W nocy z czwartku na piątek płetwonurkowie ze Śląska wyciągnęli z wody ciało 12-letniego chłopca. Dziecko utonęło w stawie Hubertus w Mysłowicach, będącym popularnym w tym mieście sezonowym kąpieliskiem. Policja na tę chwilę wyjaśnia okoliczności wypadku.
Chłopca zaczęto poszukiwać w czwartek wieczorem, kiedy na plaży przy brzegu zbiornika znaleziono porzucone ubranie. Po północy do akcji włączyli się strażacy, którzy rozpoczęli także poszukiwania w wodzie.
"Poszukiwania koncentrowały się w rejonie, gdzie znaleziono ubranie. Do akcji włączył się zastęp płetwonurków z jednostki w Bytomiu. Około drugiej w nocy odnaleziono w wodzie ciało dziecka" - relacjonował oficer prasowy Komendy Miejskiej Państwowej Straży Pożarnej w Mysłowicach mł. bryg. Wojciech Chojnowski.
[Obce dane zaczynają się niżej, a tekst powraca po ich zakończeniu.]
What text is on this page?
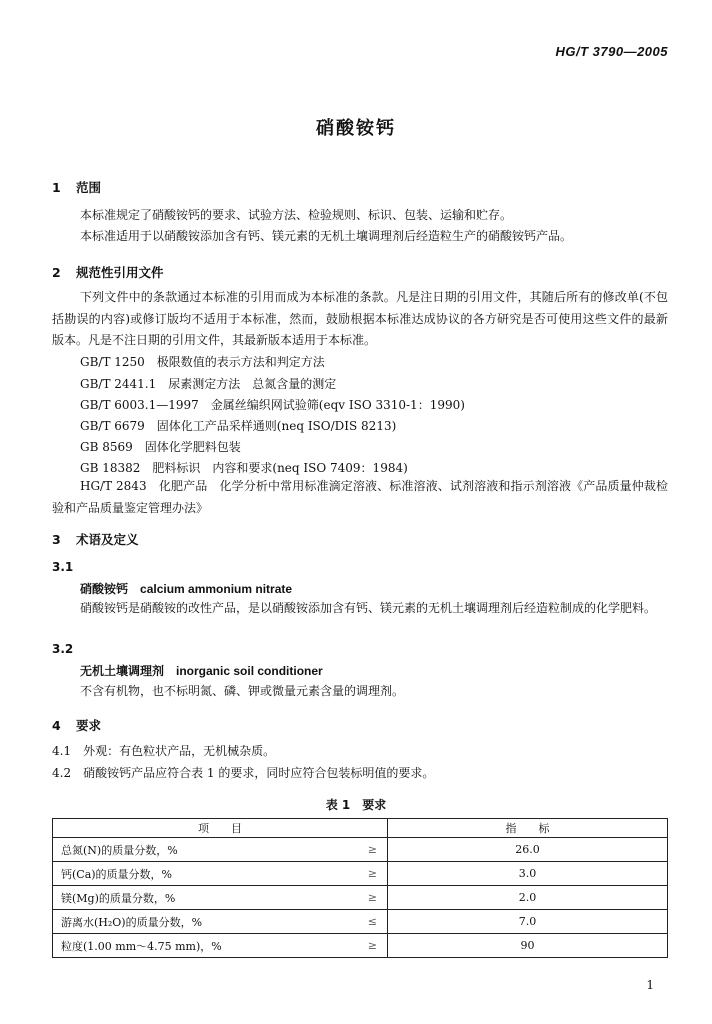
HG/T 3790—2005
硝酸铵钙
1 范围
本标准规定了硝酸铵钙的要求、试验方法、检验规则、标识、包装、运输和贮存。
本标准适用于以硝酸铵添加含有钙、镁元素的无机土壤调理剂后经造粒生产的硝酸铵钙产品。
2 规范性引用文件
下列文件中的条款通过本标准的引用而成为本标准的条款。凡是注日期的引用文件，其随后所有的修改单(不包括勘误的内容)或修订版均不适用于本标准，然而，鼓励根据本标准达成协议的各方研究是否可使用这些文件的最新版本。凡是不注日期的引用文件，其最新版本适用于本标准。
GB/T 1250　极限数值的表示方法和判定方法
GB/T 2441.1　尿素测定方法　总氮含量的测定
GB/T 6003.1—1997　金属丝编织网试验筛(eqv ISO 3310-1：1990)
GB/T 6679　固体化工产品采样通则(neq ISO/DIS 8213)
GB 8569　固体化学肥料包装
GB 18382　肥料标识　内容和要求(neq ISO 7409：1984)
HG/T 2843　化肥产品　化学分析中常用标准滴定溶液、标准溶液、试剂溶液和指示剂溶液《产品质量仲裁检验和产品质量鉴定管理办法》
3 术语及定义
3.1
硝酸铵钙 calcium ammonium nitrate
硝酸铵钙是硝酸铵的改性产品，是以硝酸铵添加含有钙、镁元素的无机土壤调理剂后经造粒制成的化学肥料。
3.2
无机土壤调理剂 inorganic soil conditioner
不含有机物，也不标明氮、磷、钾或微量元素含量的调理剂。
4 要求
4.1　外观：有色粒状产品，无机械杂质。
4.2　硝酸铵钙产品应符合表 1 的要求，同时应符合包装标明值的要求。
表 1　要求
项　　目	指　　标
总氮(N)的质量分数，% ≥	26.0
钙(Ca)的质量分数，% ≥	3.0
镁(Mg)的质量分数，% ≥	2.0
游离水(H₂O)的质量分数，% ≤	7.0
粒度(1.00 mm～4.75 mm)，% ≥	90
1
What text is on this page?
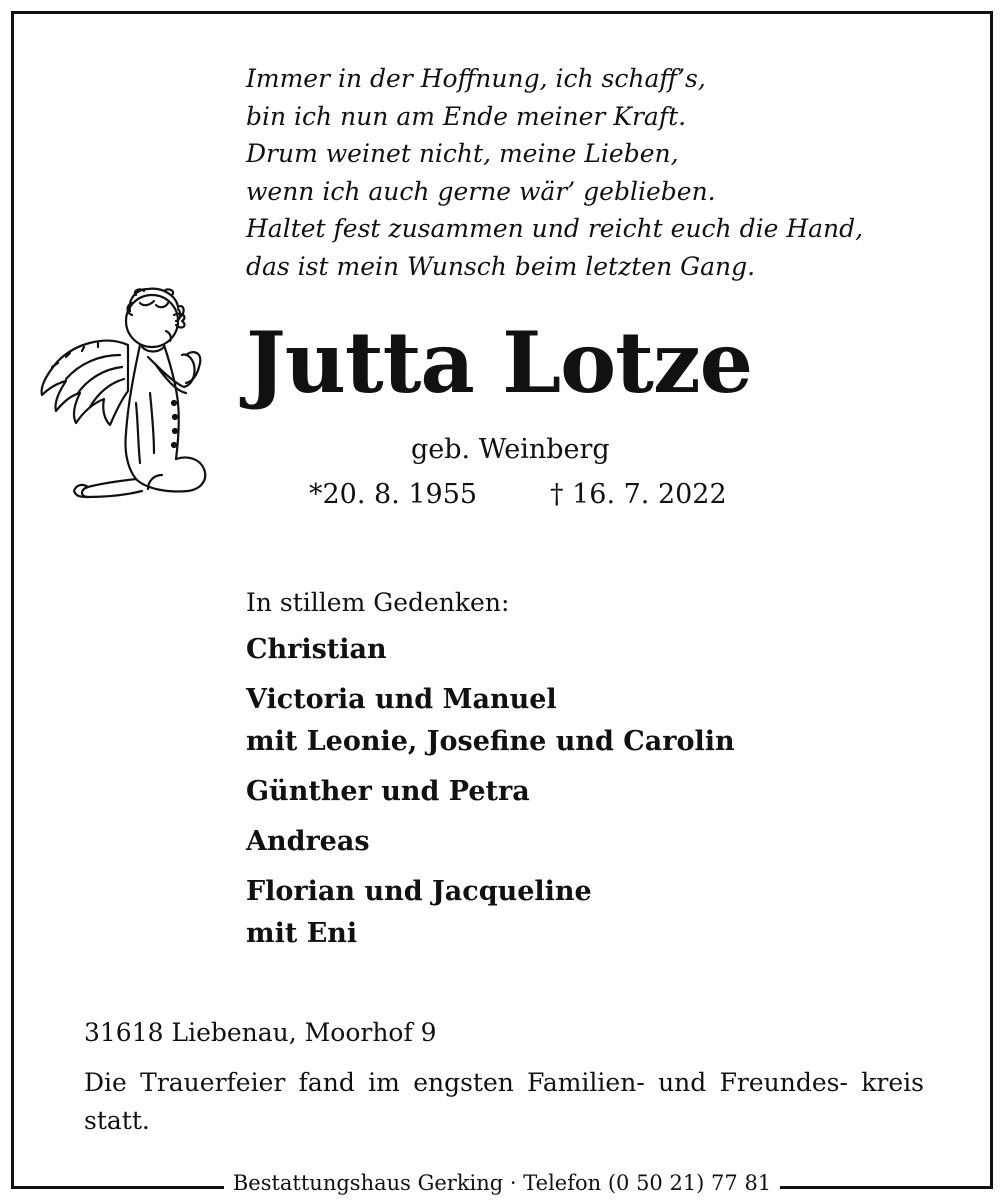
Immer in der Hoffnung, ich schaff’s,
bin ich nun am Ende meiner Kraft.
Drum weinet nicht, meine Lieben,
wenn ich auch gerne wär’ geblieben.
Haltet fest zusammen und reicht euch die Hand,
das ist mein Wunsch beim letzten Gang.
Jutta Lotze
geb. Weinberg
*20. 8. 1955	† 16. 7. 2022
In stillem Gedenken:
Christian
Victoria und Manuel
mit Leonie, Josefine und Carolin
Günther und Petra
Andreas
Florian und Jacqueline
mit Eni
31618 Liebenau, Moorhof 9
Die Trauerfeier fand im engsten Familien- und Freundes- kreis statt.
Bestattungshaus Gerking · Telefon (0 50 21) 77 81
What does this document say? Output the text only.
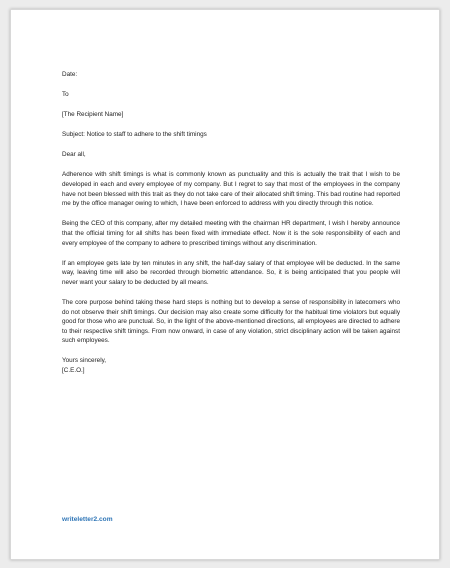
Date:

To

[The Recipient Name]

Subject: Notice to staff to adhere to the shift timings

Dear all,

Adherence with shift timings is what is commonly known as punctuality and this is actually the trait that I wish to be developed in each and every employee of my company. But I regret to say that most of the employees in the company have not been blessed with this trait as they do not take care of their allocated shift timing. This bad routine had reported me by the office manager owing to which, I have been enforced to address with you directly through this notice.

Being the CEO of this company, after my detailed meeting with the chairman HR department, I wish I hereby announce that the official timing for all shifts has been fixed with immediate effect. Now it is the sole responsibility of each and every employee of the company to adhere to prescribed timings without any discrimination.

If an employee gets late by ten minutes in any shift, the half-day salary of that employee will be deducted. In the same way, leaving time will also be recorded through biometric attendance. So, it is being anticipated that you people will never want your salary to be deducted by all means.

The core purpose behind taking these hard steps is nothing but to develop a sense of responsibility in latecomers who do not observe their shift timings. Our decision may also create some difficulty for the habitual time violators but equally good for those who are punctual. So, in the light of the above-mentioned directions, all employees are directed to adhere to their respective shift timings. From now onward, in case of any violation, strict disciplinary action will be taken against such employees.

Yours sincerely,

[C.E.O.]

writeletter2.com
CZYTAJ RÓWNIEŻ: Kolejne tragiczne utonięcia. Policja apeluje: Uważajmy nad wodą!
Obecny na miejscu lekarz stwierdził zgon chłopca. Okoliczności jego utonięcia wyjaśnia miejscowa policja.
Utonięcie 12-latka to kolejne w ostatnim czasie w woj. śląskim tragiczne zdarzenie nad wodą. 11 czerwca w zbiorniku Pogoria III w Dąbrowie Górniczej utonął 18-latek, który wskoczył do wody z roweru wodnego. Ratownicy wyłowili jego ciało po wielogodzinnych poszukiwaniach. 1 czerwca w innej części tego jeziora utonął kąpiący się 63-latek.